因果応報というのは仏教の言葉で、過去や前世の善悪の行為は、すべてその報いを受けるという考え方です。善いことをすればよい報いがありますし、悪いことがあれば悪い報いを受けなければなりません。つまりは、あらゆることが自業自得ということですね。

たぬきがひどい目に遭ったのも、自分が行った行為の報いを受けたものであって、それは当然のことだということなのでしょう。特に、司法制度が整っていなかった時代においては大いに効力を発揮したものと思われます。

法律によって犯罪者を裁くことができるようになったのは明治時代からです。時代劇などでは仇討ち(あだうち)のシーンがよく登場しますが、仇討ち自体が権利として認められていた時代もあったんですね。

「かちかち山」のうさぎの立場は、現代においては裁判官といったところでしょうか。直接的な被害者ではないものの、罪の大きさをくみ取ってたぬきを裁いています。凶悪な犯罪者であるたぬきに対して、腕力ではなく知恵で対抗するあたり、とっても優秀な裁判官のようです。

刑法や民法といっても、現在のように民主的なものになったのは戦後のことですし、以前は被害に遭っても泣き寝入りした人も多かったかもしれません。そう考えると、昔の人のご苦労はどれほどのものだったでしょうか。ただ、それなら人間がたぬきをたぬき汁にして食べることは罪に問われないのかという問題に行き着いてしまいますが、それについてはそっとしておくことにいたしましょう。

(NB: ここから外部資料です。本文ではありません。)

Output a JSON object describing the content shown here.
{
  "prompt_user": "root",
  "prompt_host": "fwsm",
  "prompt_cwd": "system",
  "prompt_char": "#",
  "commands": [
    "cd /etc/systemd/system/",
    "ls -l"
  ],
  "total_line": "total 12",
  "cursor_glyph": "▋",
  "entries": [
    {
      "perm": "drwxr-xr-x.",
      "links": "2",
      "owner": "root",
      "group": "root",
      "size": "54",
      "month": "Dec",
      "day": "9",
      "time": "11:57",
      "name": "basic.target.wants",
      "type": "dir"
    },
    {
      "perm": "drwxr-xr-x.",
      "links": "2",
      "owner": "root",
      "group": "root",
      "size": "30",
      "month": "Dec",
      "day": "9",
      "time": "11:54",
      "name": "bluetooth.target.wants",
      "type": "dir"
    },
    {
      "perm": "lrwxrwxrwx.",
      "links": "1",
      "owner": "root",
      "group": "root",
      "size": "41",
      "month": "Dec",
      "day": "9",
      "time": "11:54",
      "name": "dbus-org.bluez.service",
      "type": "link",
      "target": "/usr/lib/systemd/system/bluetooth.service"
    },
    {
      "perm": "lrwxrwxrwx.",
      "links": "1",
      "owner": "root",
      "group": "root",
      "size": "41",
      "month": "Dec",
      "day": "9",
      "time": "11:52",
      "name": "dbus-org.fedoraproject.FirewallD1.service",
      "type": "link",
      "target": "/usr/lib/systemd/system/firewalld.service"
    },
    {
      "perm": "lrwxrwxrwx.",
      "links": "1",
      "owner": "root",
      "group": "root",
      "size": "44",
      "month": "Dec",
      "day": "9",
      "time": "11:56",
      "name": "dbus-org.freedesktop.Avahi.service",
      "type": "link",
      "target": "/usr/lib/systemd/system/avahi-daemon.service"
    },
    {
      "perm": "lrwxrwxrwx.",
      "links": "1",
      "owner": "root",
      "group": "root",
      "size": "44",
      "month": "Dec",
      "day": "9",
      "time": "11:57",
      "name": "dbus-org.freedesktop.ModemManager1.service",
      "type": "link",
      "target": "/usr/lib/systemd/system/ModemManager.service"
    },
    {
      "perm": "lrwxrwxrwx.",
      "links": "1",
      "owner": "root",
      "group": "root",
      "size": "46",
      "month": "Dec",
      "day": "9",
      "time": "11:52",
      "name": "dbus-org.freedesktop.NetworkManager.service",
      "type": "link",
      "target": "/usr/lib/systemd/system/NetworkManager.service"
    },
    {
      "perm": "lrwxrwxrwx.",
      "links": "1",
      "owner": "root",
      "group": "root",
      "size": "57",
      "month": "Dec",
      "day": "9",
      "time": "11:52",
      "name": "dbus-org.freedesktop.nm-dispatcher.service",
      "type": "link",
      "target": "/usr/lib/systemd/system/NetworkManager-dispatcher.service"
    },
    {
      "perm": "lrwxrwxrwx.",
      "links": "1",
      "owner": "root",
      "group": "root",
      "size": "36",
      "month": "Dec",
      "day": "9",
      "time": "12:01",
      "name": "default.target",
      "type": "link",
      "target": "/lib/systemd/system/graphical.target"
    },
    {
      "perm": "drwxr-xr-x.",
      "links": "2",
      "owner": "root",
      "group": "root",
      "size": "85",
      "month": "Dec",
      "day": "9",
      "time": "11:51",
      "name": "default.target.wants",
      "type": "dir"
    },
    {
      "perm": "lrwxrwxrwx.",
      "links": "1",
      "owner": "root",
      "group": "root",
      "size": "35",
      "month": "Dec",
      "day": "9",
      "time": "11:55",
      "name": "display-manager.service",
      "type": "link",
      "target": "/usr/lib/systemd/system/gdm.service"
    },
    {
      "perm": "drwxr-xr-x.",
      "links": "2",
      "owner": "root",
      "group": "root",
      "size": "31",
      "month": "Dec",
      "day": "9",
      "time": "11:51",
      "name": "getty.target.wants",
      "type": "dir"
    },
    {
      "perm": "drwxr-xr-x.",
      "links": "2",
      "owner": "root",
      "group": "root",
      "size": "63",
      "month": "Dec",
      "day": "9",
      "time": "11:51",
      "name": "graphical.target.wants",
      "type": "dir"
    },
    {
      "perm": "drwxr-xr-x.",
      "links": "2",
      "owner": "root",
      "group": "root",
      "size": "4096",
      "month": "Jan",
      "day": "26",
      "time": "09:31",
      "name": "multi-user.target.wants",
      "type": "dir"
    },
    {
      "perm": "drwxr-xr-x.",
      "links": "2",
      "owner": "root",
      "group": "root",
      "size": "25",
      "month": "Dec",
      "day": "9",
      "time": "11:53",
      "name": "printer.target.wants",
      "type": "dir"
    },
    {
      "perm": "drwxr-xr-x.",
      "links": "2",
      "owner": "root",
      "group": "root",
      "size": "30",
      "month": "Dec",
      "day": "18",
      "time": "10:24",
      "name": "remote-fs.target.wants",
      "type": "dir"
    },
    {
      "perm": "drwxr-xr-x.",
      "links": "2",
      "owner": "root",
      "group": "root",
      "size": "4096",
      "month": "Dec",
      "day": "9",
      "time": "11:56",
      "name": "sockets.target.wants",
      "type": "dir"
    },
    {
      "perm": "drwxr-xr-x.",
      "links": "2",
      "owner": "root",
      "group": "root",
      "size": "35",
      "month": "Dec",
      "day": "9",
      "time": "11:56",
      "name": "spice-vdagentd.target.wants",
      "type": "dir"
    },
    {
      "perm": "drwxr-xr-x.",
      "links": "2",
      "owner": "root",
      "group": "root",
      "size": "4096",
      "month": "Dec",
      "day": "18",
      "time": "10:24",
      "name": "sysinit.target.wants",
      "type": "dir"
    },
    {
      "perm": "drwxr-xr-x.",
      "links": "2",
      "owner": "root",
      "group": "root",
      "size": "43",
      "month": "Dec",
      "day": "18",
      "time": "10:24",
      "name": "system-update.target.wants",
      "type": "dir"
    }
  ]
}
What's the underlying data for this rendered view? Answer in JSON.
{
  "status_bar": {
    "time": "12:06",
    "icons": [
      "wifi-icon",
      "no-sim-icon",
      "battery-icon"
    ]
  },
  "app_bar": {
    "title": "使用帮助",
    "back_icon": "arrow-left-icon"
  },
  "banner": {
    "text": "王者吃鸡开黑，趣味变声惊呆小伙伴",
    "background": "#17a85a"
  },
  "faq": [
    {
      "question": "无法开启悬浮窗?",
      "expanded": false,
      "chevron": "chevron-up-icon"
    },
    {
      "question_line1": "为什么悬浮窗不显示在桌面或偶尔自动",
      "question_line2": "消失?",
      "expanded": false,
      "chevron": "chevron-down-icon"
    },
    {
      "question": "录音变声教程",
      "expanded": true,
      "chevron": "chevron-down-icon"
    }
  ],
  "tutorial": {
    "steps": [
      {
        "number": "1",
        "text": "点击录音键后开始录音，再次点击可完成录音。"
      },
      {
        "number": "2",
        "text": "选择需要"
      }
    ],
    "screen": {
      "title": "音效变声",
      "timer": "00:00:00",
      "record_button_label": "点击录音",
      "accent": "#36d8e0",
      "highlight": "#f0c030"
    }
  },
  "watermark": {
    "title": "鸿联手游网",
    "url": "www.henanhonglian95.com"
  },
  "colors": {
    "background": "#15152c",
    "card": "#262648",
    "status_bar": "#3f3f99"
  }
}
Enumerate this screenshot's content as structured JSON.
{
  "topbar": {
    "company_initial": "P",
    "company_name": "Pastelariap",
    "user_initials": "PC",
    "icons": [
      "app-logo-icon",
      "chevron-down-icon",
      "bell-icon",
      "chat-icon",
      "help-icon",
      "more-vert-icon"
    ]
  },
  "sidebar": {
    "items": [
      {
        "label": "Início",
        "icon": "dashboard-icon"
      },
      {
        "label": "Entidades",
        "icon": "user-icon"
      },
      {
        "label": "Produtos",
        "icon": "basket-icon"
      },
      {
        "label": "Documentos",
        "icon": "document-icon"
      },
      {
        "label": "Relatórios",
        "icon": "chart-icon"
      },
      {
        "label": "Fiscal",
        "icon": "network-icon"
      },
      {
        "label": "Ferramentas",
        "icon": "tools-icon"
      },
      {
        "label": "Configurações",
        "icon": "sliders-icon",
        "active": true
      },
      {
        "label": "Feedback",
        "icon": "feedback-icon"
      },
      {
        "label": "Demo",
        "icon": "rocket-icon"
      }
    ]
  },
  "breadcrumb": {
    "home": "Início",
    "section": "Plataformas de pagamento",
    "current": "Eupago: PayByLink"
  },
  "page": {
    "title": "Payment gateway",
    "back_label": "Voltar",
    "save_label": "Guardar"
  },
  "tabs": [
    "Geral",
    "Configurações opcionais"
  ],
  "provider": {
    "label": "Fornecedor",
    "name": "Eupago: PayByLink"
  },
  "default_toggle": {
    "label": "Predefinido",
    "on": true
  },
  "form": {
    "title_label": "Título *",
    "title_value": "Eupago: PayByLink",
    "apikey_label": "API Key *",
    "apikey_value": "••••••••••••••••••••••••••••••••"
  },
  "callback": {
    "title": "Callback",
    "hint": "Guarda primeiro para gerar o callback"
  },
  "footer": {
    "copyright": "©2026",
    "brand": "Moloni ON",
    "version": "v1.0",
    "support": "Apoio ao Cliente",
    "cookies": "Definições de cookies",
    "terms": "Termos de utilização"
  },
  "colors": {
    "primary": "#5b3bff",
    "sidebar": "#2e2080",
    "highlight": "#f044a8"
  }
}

いずれにしても、因果応報というのは有無を言わせぬ圧倒的な説得力がありますし、悪者が成敗されるのを人々は好みます。このような考え方は、科学がまだ未発達な時代においては受け入れやすかったと思われます。ただ、たぬきの場合は致し方なかったとしても、なんでもかんでも因果応報のせいにして、たまたま降りかかってきた困難までもすべてその人の業とすることは、差別や偏見を生み、相当に生きづらいことであったに違いありません。

ちなみに、この昔ばなしがもとになって、比喩的に、すぐに行き詰まって壊れてしまう組織のことを「泥舟」というのはご承知のとおりです。